Close Focus - Art of the Small
Amid the swirl of daily life, it has been hard to achieve any drawing. Nonetheless, I reminded myself that even doing tiny drawings is better than nothing. Then I remembered that quote from Donna Tartt's "The Goldfinch", when Theo remarks: "To understand the world at all, sometimes you could only focus on a tiny bit of it, look very close at what was close to hand and make it stand in for the whole."
Many of my recent drawings have indeed been in close focus mode, making that small sliver of whatever I am drawing represent a far greater whole. Bark, for instance, where the particular bark of a tree is in essence its fingerprint and can tell a great deal about that tree, from its species to its health, exposure and age.
Similarly, stones tell, in their details, of their geology, geography, mineral content, how they are exposed on the soil's surface, and on and on.
I have just done a small series of drawings, different from any others because what I was drawing elicited a different reaction. A wonderful Moroccan stone plate had been given to me some time ago and I have always loved all the interesting fossils and colours that it boasts. It is fossilised marble, from the upper Devonian times some 360 million years ago, when today's Morocco was possibly nearer to today's eastern shores of North America in the giant land mass of Gondwana.

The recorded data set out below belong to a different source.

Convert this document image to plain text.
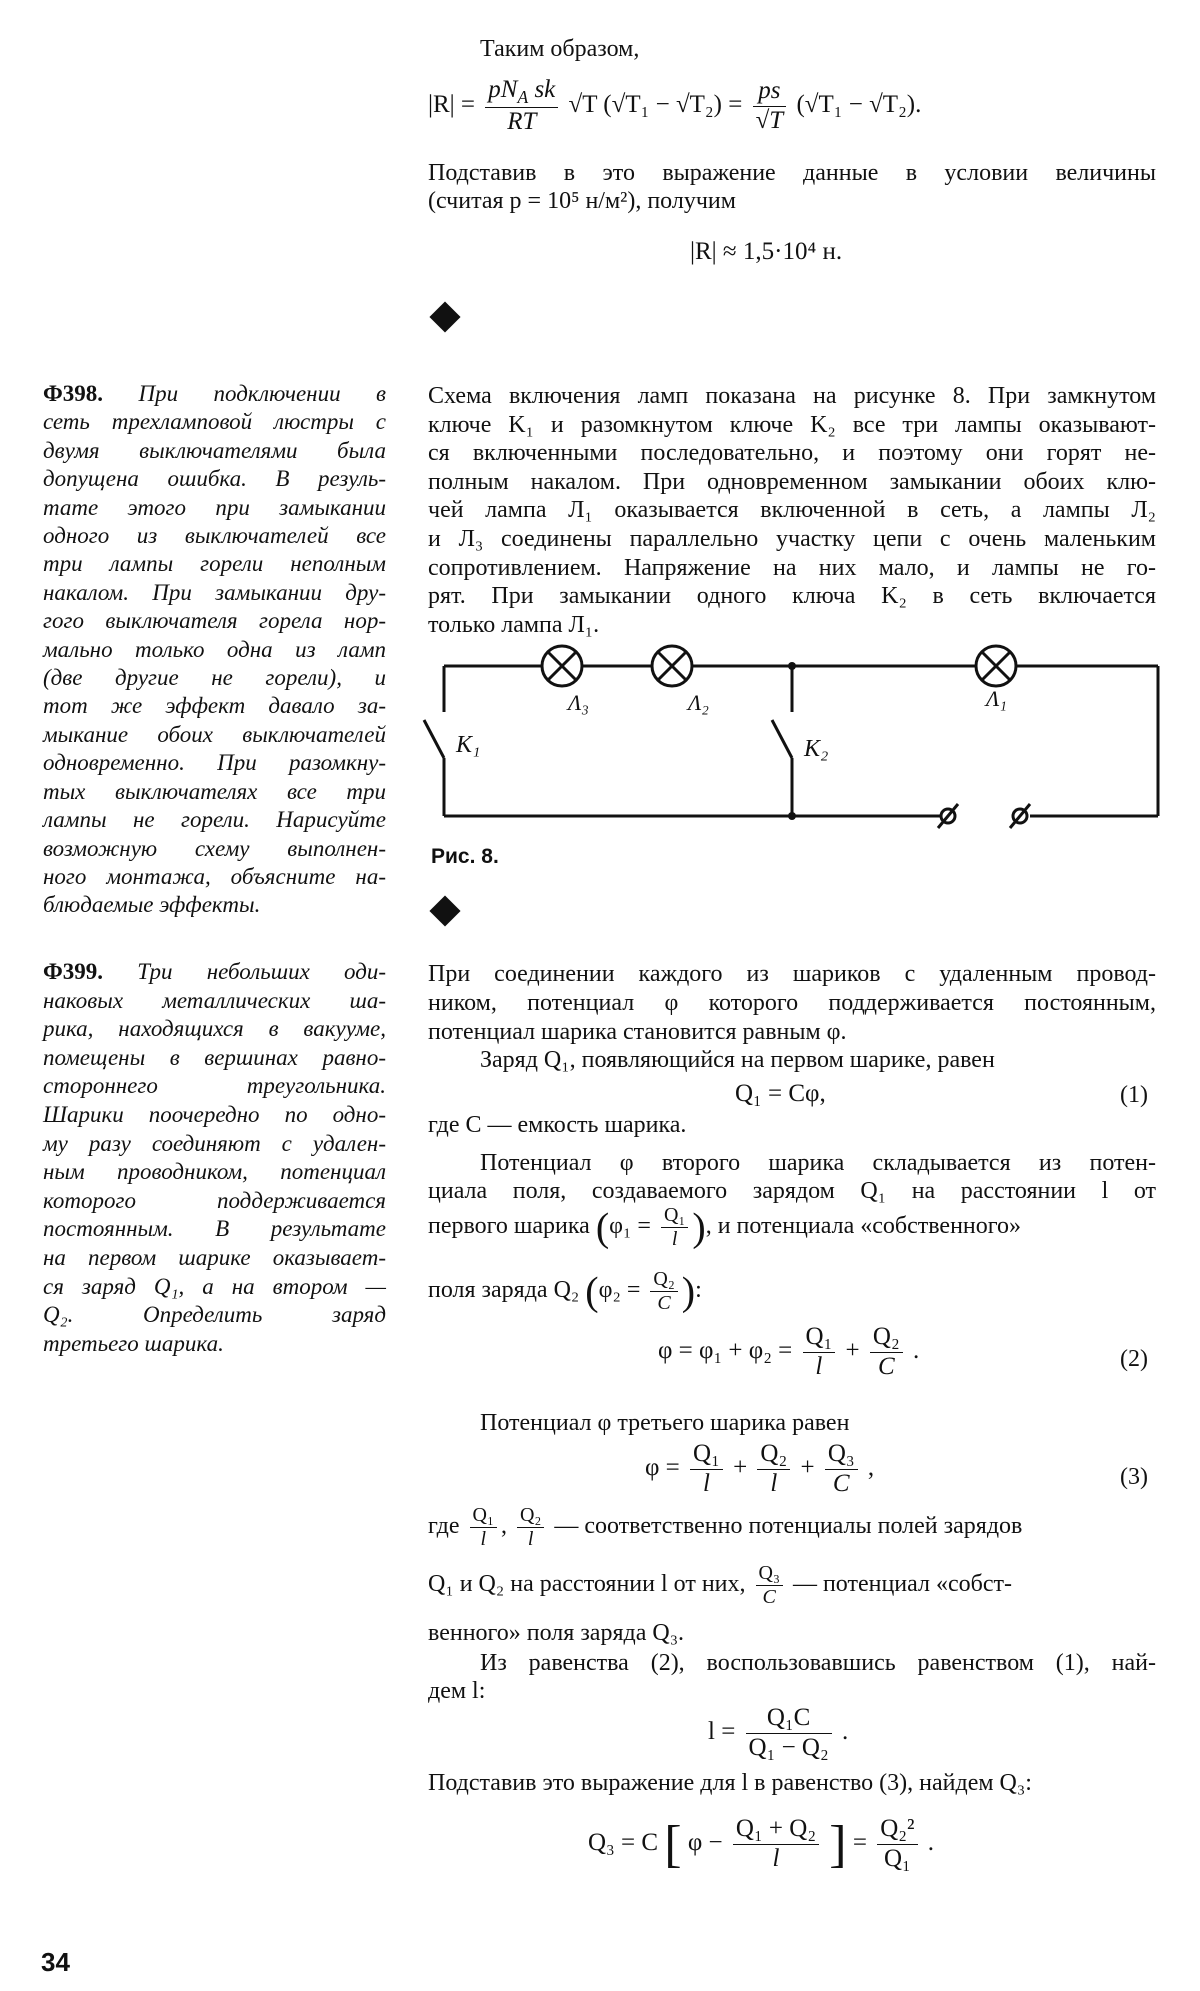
Таким образом,
$|R| = \frac{pN_A sk}{RT} √T$ $(√T_1 - √T_2) = \frac{ps}{√T} (√T_1 - √T_2)$.
Подставив в это выражение данные в условии величины
(считая p = 10⁵ н/м²), получим
|R| ≈ 1,5·10⁴ н.
Ф398. При подключении в
сеть трехламповой люстры с
двумя выключателями была
допущена ошибка. В резуль-
тате этого при замыкании
одного из выключателей все
три лампы горели неполным
накалом. При замыкании дру-
гого выключателя горела нор-
мально только одна из ламп
(две другие не горели), и
тот же эффект давало за-
мыкание обоих выключателей
одновременно. При разомкну-
тых выключателях все три
лампы не горели. Нарисуйте
возможную схему выполнен-
ного монтажа, объясните на-
блюдаемые эффекты.
Схема включения ламп показана на рисунке 8. При замкнутом
ключе K₁ и разомкнутом ключе K₂ все три лампы оказывают-
ся включенными последовательно, и поэтому они горят не-
полным накалом. При одновременном замыкании обоих клю-
чей лампа Л₁ оказывается включенной в сеть, а лампы Л₂
и Л₃ соединены параллельно участку цепи с очень маленьким
сопротивлением. Напряжение на них мало, и лампы не го-
рят. При замыкании одного ключа K₂ в сеть включается
только лампа Л₁.
Λ₃	Λ₂	Λ₁
K₁	K₂
Рис. 8.
Ф399. Три небольших оди-
наковых металлических ша-
рика, находящихся в вакууме,
помещены в вершинах равно-
стороннего треугольника.
Шарики поочередно по одно-
му разу соединяют с удален-
ным проводником, потенциал
которого поддерживается
постоянным. В результате
на первом шарике оказывает-
ся заряд Q₁, а на втором —
Q₂. Определить заряд
третьего шарика.
При соединении каждого из шариков с удаленным провод-
ником, потенциал φ которого поддерживается постоянным,
потенциал шарика становится равным φ.
Заряд Q₁, появляющийся на первом шарике, равен
Q₁ = Cφ,	(1)
где C — емкость шарика.
Потенциал φ второго шарика складывается из потен-
циала поля, создаваемого зарядом Q₁ на расстоянии l от
первого шарика ($\varphi_1 = \frac{\text{Q₁}}{l}$ ), и потенциала «собственного»
поля заряда Q₂ ($\varphi_2 = \frac{\text{Q₂}}{C}$ ):
$\varphi = \varphi_1 + \varphi_2 = \frac{\text{Q₁}}{l} + \frac{\text{Q₂}}{C}$ .	(2)
Потенциал φ третьего шарика равен
$\varphi = \frac{\text{Q₁}}{l} + \frac{\text{Q₂}}{l} + \frac{\text{Q₃}}{C}$ ,	(3)
где $\frac{\text{Q₁}}{l}$ , $\frac{\text{Q₂}}{l}$ — соответственно потенциалы полей зарядов
Q₁ и Q₂ на расстоянии l от них, $\frac{\text{Q₃}}{C}$ — потенциал «собст-
венного» поля заряда Q₃.
Из равенства (2), воспользовавшись равенством (1), най-
дем l:
$l = \frac{\text{Q₁C}}{\text{Q₁ − Q₂}}$ .
Подставив это выражение для l в равенство (3), найдем Q₃:
Q₃ = C [ $\varphi - \frac{\text{Q₁ + Q₂}}{l}$ ] = $\frac{\text{Q₂²}}{\text{Q₁}}$ .
34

The Devonian era was often known as the Age of Fishes, as the seas were teeming with new and already established fishes and coiled shell-bearing marine organisms known as ammonites, Trilobites, goniatites, corals, ostracods, gastropods - a huge diversity of shells and other marvellous marine organisms.. eventually became a wondrous fossilised museum to tell us of those far-off times when the world was so different, yet so fertile and pulsing.
A sample of this amazing world comes to life in my plate, and I tried to let it seep into the silverpoint drawings I was doing.